The definitions are usually accompanied by short explanatory notes on usage, defined by the data stewards in an organization. Data glossaries are useful in their ability to improve the legibility of existing data and empower people within and outside of your data organization better understand the data warehouse or database they're looking in. It also creates consistency: everyone has one common understanding of the terms, information, and fields in the data.

How is a data glossary used?

A Data Glossary is created when there is a need for a common vocabulary to talk about data, and concepts underlying the data. It is important to choose meaningful, easy to understand definitions and terms that are consistently used across the organization. It's necessary to consult with the involved stakeholders when creating a data glossary- and if your organization doesn't already have a data governance council, the creation of the glossary may be a good time to start one. This way, experts from different areas and organizational functions can be consulted an ensure that the descriptions and terms cover all major areas that use data.

Hisotrically, data glossaries are used to define and clarify terms used in the data world. These terms can be specific to a field or subject – e.g. mathematics, computers or sociology – or specific to an organization or network of organizations – e.g. the World Bank, or an insurance company. Now, the term data glossary is commonly associated with subject-specific glossaries in computer science, as there are many data sets associated with specific areas such as bioinformatics and financial services, and these need cross-legal terms that allow for data sharing, integration and reuse across organizational boundaries when necessary.

Why is it helpful to have a data glossary?
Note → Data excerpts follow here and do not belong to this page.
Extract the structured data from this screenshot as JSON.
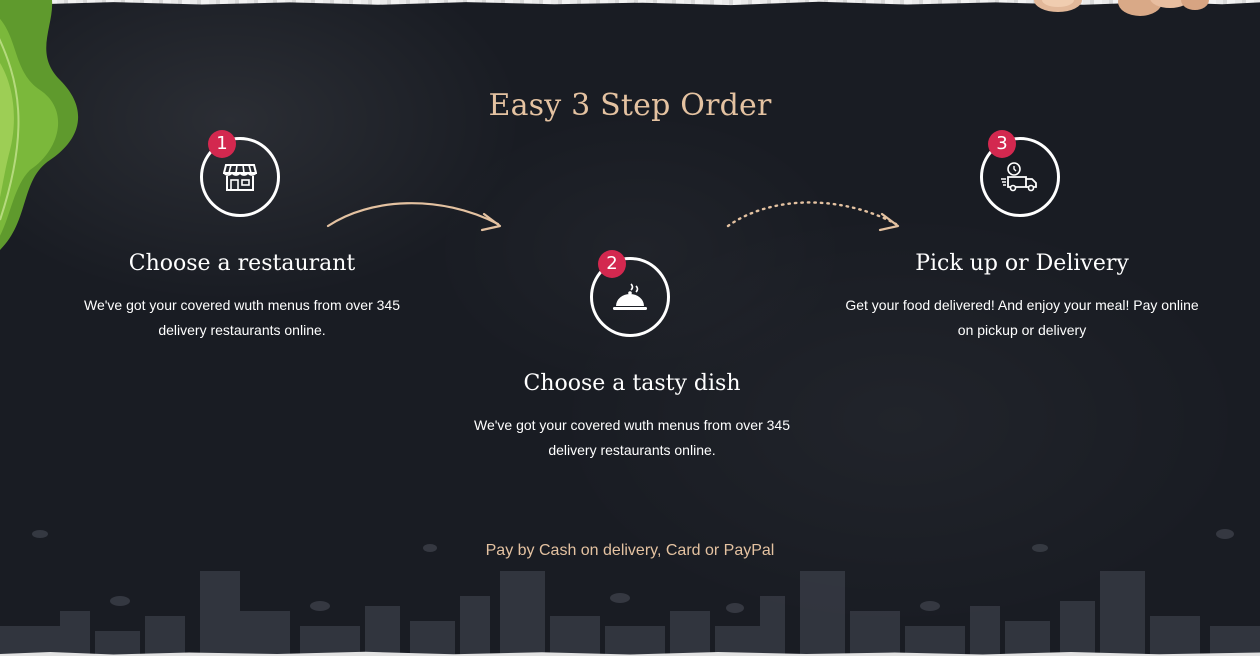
{
  "section": {
    "title": "Easy 3 Step Order",
    "footer_note": "Pay by Cash on delivery, Card or PayPal"
  },
  "steps": [
    {
      "number": "1",
      "title": "Choose a restaurant",
      "description_line1": "We've got your covered wuth menus from over 345",
      "description_line2": "delivery restaurants online.",
      "icon": "store-icon"
    },
    {
      "number": "2",
      "title": "Choose a tasty dish",
      "description_line1": "We've got your covered wuth menus from over 345",
      "description_line2": "delivery restaurants online.",
      "icon": "cloche-icon"
    },
    {
      "number": "3",
      "title": "Pick up or Delivery",
      "description_line1": "Get your food delivered! And enjoy your meal! Pay online",
      "description_line2": "on pickup or delivery",
      "icon": "delivery-truck-icon"
    }
  ],
  "colors": {
    "background": "#191c23",
    "accent_text": "#e4c2a1",
    "badge": "#d3284f",
    "arrow": "#e4c2a1"
  }
}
When there is one person managing the data analysis and management for an entire organization, there is only one source of truth. However, most businesses need to grow and scale, and it's not sustainable to have the source of truth be one person's memory. The benefits of data glossary include:

  • Single source of truth. This means that there are no conflicting definitions of data terms within an organization, since everyone has agreed upon the term that is recorded in the data glossary.
  • Scaleability. Anyone with access to the data glossary is able to understand the data without having to consult the data stewards (typically data analysts or engineers).
  • Empowerment. People within and outside of the data organization are able to understand information from the data by consulting the glossary, and can draw their own conclusions from it.